Stratégie low cost, mais payante, si l’on se réfère à la résilience de l’image plutôt flatteuse de la Russie en Afrique, relevée sondage après sondage. Une Russie qui, aux yeux de beaucoup d’Africains, a été du bon côté de l’Histoire lors des luttes de libération, avant de former dans ses universités des dizaines de milliers de cadres du continent. Une Russie qui, à l’instar de la Chine, sait entretenir le mythe de son innocence impériale, elle qui n’a jamais colonisé le Sud et ne fut qu’observatrice à la Conférence de Berlin. Une Russie issue de la matrice de l’Union soviétique, laquelle englobait l’Ukraine, que nombre d’Africains connaissent peu et qu’ils ont découverte en mars avec les images traumatisantes de leurs compatriotes étudiants en fuite, triés au faciès aux frontières de l’Union européenne et condamnés depuis à une vie d’errance.

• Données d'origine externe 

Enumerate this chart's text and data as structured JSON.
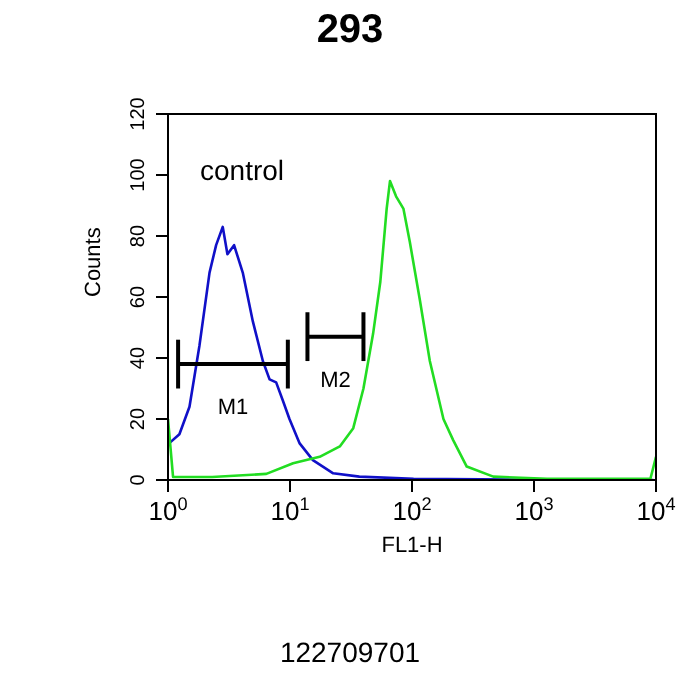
{
  "chart_data": {
    "type": "line",
    "title": "293",
    "xlabel": "FL1-H",
    "ylabel": "Counts",
    "log": "x",
    "xlim": [
      1,
      10000
    ],
    "xticks": [
      {
        "value": 1,
        "label": "10$^{0}$"
      },
      {
        "value": 10,
        "label": "10$^{1}$"
      },
      {
        "value": 100,
        "label": "10$^{2}$"
      },
      {
        "value": 1000,
        "label": "10$^{3}$"
      },
      {
        "value": 10000,
        "label": "10$^{4}$"
      }
    ],
    "ylim": [
      0,
      120
    ],
    "yticks": [
      0,
      20,
      40,
      60,
      80,
      100,
      120
    ],
    "marker": "none",
    "line_style": "solid",
    "series": [
      {
        "color": "#1010c8",
        "x": [
          1.02,
          1.24,
          1.5,
          1.81,
          2.19,
          2.48,
          2.81,
          3.07,
          3.48,
          4.1,
          4.96,
          5.99,
          6.8,
          7.7,
          8.75,
          9.9,
          12,
          15.4,
          22.6,
          37,
          103,
          362,
          1280,
          9500
        ],
        "values": [
          12,
          15,
          24,
          44,
          68,
          77,
          83,
          74,
          77,
          68,
          52,
          39,
          33,
          32,
          26,
          20,
          12,
          6.5,
          2.2,
          1.1,
          0.4,
          0.2,
          0,
          0
        ]
      },
      {
        "color": "#22dd22",
        "x": [
          1,
          1.1,
          2.3,
          6.4,
          10.6,
          17.5,
          25.6,
          33,
          40,
          48,
          55,
          62,
          66,
          74,
          85,
          96,
          116,
          140,
          181,
          218,
          281,
          464,
          1280,
          9000,
          10000
        ],
        "values": [
          20,
          1,
          1,
          2,
          5.5,
          7.6,
          11,
          17,
          30,
          48,
          65,
          89,
          98,
          93,
          89,
          78,
          59,
          39,
          20,
          13,
          4.4,
          1.1,
          0.4,
          0.4,
          7.6
        ]
      },
      {
        "name": "M1",
        "color": "#000000",
        "x": [
          1.21,
          9.6
        ],
        "values": [
          38,
          38
        ],
        "errors": [
          8,
          8
        ]
      },
      {
        "name": "M2",
        "color": "#000000",
        "x": [
          13.9,
          40
        ],
        "values": [
          47,
          47
        ],
        "errors": [
          8,
          8
        ]
      }
    ],
    "annotations": [
      "control",
      "122709701"
    ]
  }
}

Poutine, ou une revanche par procuration
Et puis il y a Poutine, le néo-tsar, que les dirigeants ne sont pas rares à admirer secrètement comme une sorte de revanche par procuration, eux qui sont contraints par la loi des rapports de force d’ingurgiter quotidiennement des leçons de bonne gouvernance de la part des Occidentaux. Tout cela, joint à l’éternel sentiment du deux poids, deux mesures, explique pourquoi, en dépit de l’acharnement d’un Joe Biden, d’un Emmanuel Macron, d’un Antonio Guterres ou d’une Ursula von der Leyen pour leur expliquer le contraire, la Russie et son maître ne sont pas perçus comme des menaces par la majorité des Africains. La guerre en Ukraine n’est pas à leurs yeux une guerre pour des valeurs, valeurs que tout le monde a violées, ce n’est pas leur guerre, et Poutine ne leur fait pas peur.
Pour autant, les chefs d’État africains ne sont pas naïfs. Si, à l’ONU, nombre d’entre eux s’abstiennent toujours de condamner la Russie, ce n’est pas parce qu’ils avalent les yeux fermés le wording du Kremlin sur la pseudo-nazification de l’Ukraine et « l’agression coloniale » de l’Otan, mais parce qu’ils sont dépendants des céréales, des engrais, du pétrole et des armes russes.
Qu’on le veuille ou non, le discours souverainiste distillé depuis Moscou et Pékin selon lequel une poignée de démocraties occidentales, dont d’anciens pouvoirs coloniaux, ont détourné à leur profit l’ordre international pour promouvoir leurs propres critères comme unique forme de bonne gouvernance est loin de les laisser insensibles, en particulier ceux d’entre eux qui estiment que les problématiques de droits de l’homme doivent être évacuées des relations entre États. Pour le reste, tant qu’il y aura un Josep Borrell, haut-représentant de l’Union européenne pour les Affaires étrangères, pour oser dire, c’était le 13 octobre à Bruges, que l’Europe est « un jardin » menacé d’« invasion » par cette « jungle qu’est le reste du monde », Poutine et son cuisinier Prigojine n’auront guère d’efforts à fournir pour que les drapeaux russes flottent dans le ciel d’Afrique.